Claude Monet, Portrait de Victor Jacquemont au parasol, 1865, Kunsthaus Zürich, Suisse

Quel beau chien ! D’après vous, de quelle race est-il ? Je penche pour un épagneul français, mais je me trompe peut-être.

Victor Jacquemont, dont les coordonnées figurent dans la plus ancienne liste d’adresses de Monet conservée au musée Marmottan-Monet, était un ami d’enfance de Claude, ou plutôt d’Oscar. Le musée de Zurich affirme qu’il a aussi possédé des toiles de Monet, jouant ainsi le rôle de mécène. Ce serait intéressant de savoir lesquelles. Le catalogue raisonné ne fait pas mention de Jacquemont parmi les propriétaires d’oeuvres. La question de savoir si ce portrait est une commande ou non reste ouverte.

Qui, de Monet ou de son ami, a eu l’idée de cette mise en scène ? Sorti se promener en compagnie de son chien, le jeune homme s’arrête, pensif, au milieu du chemin, un parapluie ouvert sur l’épaule alors qu’il ne pleut pas et qu’il est à l’ombre. Dans la main gauche, il tient un objet difficile à identifier, peut-être un journal. A-t-il prévu de s’asseoir quelque part pour lire en laissant son chien vagabonder ? Le toutou, bien obéissant, s’est arrêté lui aussi, les quatre pattes au sol.

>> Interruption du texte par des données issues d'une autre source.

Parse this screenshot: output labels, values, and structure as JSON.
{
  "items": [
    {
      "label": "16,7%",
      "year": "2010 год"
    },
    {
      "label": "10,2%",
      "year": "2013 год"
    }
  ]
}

Avant de devenir l’impressionniste que l’on connaît, pour qui la fidélité à ce qu’il voit est primordiale, Monet, dans ses oeuvres de jeunesse, ne s’est pas gêné pour bricoler avec la réalité. L’homme debout, le chien et le paysage de sous-bois n’ont peut-être pas été peints le même jour, ni sur le motif.

Je me figure que Monet aimait la façon dont un parapluie ouvert (ou une ombrelle) offre un fond sombre à un visage et le met en valeur. Au Havre, le parapluie noir était un objet du quotidien. Les hommes s’en servaient-ils pour se protéger du soleil ? Ce n’est pas sûr, mais cette possible invraisemblance n’était pas de taille à déranger un Monet absorbé dans un travail pictural.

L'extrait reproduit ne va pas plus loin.